The panel agreed that data centers can optimize resiliency and sustainability by selecting targeted battery solutions for their ideal use cases. In particular, Harry said that nickel-zinc batteries offer distinct advantages for space-pressed data centers running intensive workloads. Their unmatched power density provides the same runtime capacity in significantly less space than lead-acid or lithium-ion options, freeing up precious data center real estate.  

Nickel-zinc is a great product because of its circularity, cost, and sustainability benefits. Most of our customers see nickel-zinc as a no-brainer when evaluating total cost of ownership and return on investment.  

Having the rack assembled with nickel zinc, instead of assembling on site as with other technologies, saves significantly on labor. They can also operate at higher temperatures than other batteries – up to 35°C / 95°F – which helps reduce cooling costs and related emissions. 

We’re adopting nickel-zinc technology in our facilities. It offers at least twice the life of traditional lead-acid batteries. Getting ZincFive systems energized faster through prefab shipping and installation puts us into commissioning sooner. We’ve seen major cost savings from shipping, labor, and accelerated delivery.”  

Dave Buckner, Director of Engineering at Sabey Data Centers.

Nickel-zinc batteries’ smaller size also further reduces their space claim, allowing more room for revenue-driving servers. They eliminate safety hazards posed by lead-acid and lithium-ion alternatives: they’re incapable of thermal runaway and contain no toxic materials such as lead, lithium, or cobalt.   

Better for the Planet    

As data center customers pursue ambitious ESG goals, sustainability has become a priority for them – and nickel-zinc batteries deliver.  

Over the last few years, sustainability has become a much bigger part of my conversations with data center customers. We’ve seen increased interest from them in understanding scope 2 and scope 3 emissions, including from battery manufacturers like us. 

Aaron Schott, Director of Product Management at ZincFive

Manufacturers need to consider batteries’ full sustainability picture – from materials to shipping to recyclability. Optimizing these factors for essential data center power infrastructure will be crucial moving forward. Nickel-zinc batteries’ lifecycle climate impact is significantly smaller than lead-acid and lithium batteries’ impact, making them an ideal solution for data centers looking to attract climate-concious clients.  

“Nickel zinc is a great product for sustainability, using common metals like nickel and zinc that have great circularity and recyclability,” noted Harry. “It complements the sustainability story of data centers very well.” 

“I visited ZincFive’s factory,” shared Dave, “They have a good sustainability story, as well as a good recycling story with those batteries… it contributes in many ways to sustainability.”   

The Future of Data Center Backup Power  

While lead-acid batteries sufficed for data center power demands in the past, the new AI era calls for solutions beyond just adding more – it’s neither space nor cost-efficient at today’s scales.  

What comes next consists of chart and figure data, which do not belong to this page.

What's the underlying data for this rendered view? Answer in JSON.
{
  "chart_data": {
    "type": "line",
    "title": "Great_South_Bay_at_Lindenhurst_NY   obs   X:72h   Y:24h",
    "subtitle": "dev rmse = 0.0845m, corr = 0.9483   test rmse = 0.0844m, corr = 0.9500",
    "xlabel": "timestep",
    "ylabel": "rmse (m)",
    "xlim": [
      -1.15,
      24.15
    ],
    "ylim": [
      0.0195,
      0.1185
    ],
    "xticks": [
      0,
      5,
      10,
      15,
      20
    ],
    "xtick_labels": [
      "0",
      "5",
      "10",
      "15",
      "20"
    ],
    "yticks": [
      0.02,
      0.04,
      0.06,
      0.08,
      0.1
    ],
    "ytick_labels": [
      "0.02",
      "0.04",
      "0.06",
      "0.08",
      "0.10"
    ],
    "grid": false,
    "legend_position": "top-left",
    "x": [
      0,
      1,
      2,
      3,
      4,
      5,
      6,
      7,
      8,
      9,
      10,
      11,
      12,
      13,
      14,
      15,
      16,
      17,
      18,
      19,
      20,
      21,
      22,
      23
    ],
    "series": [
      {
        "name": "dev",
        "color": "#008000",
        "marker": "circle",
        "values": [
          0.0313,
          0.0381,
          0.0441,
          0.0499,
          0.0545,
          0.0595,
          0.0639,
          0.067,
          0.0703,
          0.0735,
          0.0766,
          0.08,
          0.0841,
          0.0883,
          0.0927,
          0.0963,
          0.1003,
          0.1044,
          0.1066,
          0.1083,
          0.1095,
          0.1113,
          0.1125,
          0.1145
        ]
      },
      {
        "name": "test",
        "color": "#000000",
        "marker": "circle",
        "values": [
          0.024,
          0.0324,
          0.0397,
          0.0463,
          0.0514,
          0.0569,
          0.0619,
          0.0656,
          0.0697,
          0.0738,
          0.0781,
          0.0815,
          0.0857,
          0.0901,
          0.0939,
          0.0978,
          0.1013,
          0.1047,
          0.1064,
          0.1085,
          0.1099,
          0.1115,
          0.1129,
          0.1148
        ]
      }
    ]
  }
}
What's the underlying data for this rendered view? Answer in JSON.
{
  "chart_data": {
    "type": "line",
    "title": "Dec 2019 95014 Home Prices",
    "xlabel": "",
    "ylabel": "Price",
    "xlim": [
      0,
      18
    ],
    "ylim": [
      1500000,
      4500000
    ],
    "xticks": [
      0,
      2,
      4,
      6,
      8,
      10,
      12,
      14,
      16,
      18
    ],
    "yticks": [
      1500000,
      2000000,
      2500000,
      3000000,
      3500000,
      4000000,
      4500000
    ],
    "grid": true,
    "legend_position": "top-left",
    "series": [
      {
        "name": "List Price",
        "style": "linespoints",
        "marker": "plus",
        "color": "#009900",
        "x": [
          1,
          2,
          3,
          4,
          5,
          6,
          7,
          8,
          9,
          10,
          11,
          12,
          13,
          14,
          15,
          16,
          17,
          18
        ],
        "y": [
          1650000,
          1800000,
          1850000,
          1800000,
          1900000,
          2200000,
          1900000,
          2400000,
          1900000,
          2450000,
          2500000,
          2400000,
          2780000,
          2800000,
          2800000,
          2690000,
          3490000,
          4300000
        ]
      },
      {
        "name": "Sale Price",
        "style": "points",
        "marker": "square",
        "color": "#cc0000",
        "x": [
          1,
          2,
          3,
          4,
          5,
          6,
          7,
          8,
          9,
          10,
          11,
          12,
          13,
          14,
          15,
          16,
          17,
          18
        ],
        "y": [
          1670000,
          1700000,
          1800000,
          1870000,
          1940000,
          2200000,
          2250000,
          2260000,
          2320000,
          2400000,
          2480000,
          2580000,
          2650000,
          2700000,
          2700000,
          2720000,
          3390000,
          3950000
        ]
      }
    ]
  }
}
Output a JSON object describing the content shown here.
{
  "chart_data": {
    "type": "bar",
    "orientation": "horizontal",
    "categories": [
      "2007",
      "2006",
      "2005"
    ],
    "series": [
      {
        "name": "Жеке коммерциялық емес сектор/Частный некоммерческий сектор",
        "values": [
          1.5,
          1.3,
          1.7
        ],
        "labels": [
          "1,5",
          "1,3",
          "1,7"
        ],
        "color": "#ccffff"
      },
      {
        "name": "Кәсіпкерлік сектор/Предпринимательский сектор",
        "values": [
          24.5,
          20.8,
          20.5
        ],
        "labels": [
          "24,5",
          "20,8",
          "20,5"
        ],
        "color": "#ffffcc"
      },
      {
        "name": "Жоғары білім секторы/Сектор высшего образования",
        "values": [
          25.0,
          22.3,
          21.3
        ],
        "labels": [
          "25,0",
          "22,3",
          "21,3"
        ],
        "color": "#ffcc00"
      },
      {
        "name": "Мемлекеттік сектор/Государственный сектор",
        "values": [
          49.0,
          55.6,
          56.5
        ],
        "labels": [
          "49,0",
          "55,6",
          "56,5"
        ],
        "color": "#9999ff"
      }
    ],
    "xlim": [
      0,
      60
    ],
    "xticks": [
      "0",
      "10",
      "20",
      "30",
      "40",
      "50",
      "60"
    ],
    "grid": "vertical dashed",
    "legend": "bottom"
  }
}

“Nickel-zinc technology has been around for over a hundred years – it’s just more readily available now because recent innovations made it economically viable,” concluded Harry. “It’s a well known, thoroughly tested technology embraced by many customers with great success.” 

Nickel-zinc batteries’ unparalleled power density optimizes data center resiliency, delivering ample backup capacity at a fraction of the footprint. Their straightforward integration and operation ensure power continuity without introducing new hazards or expenses. And their sustainable qualities align with data centers’ growing environmental commitments.  

For data centers pursuing reliable, efficient backup power at scale, the future is nickel-zinc. That’s The Power of Good Chemistry!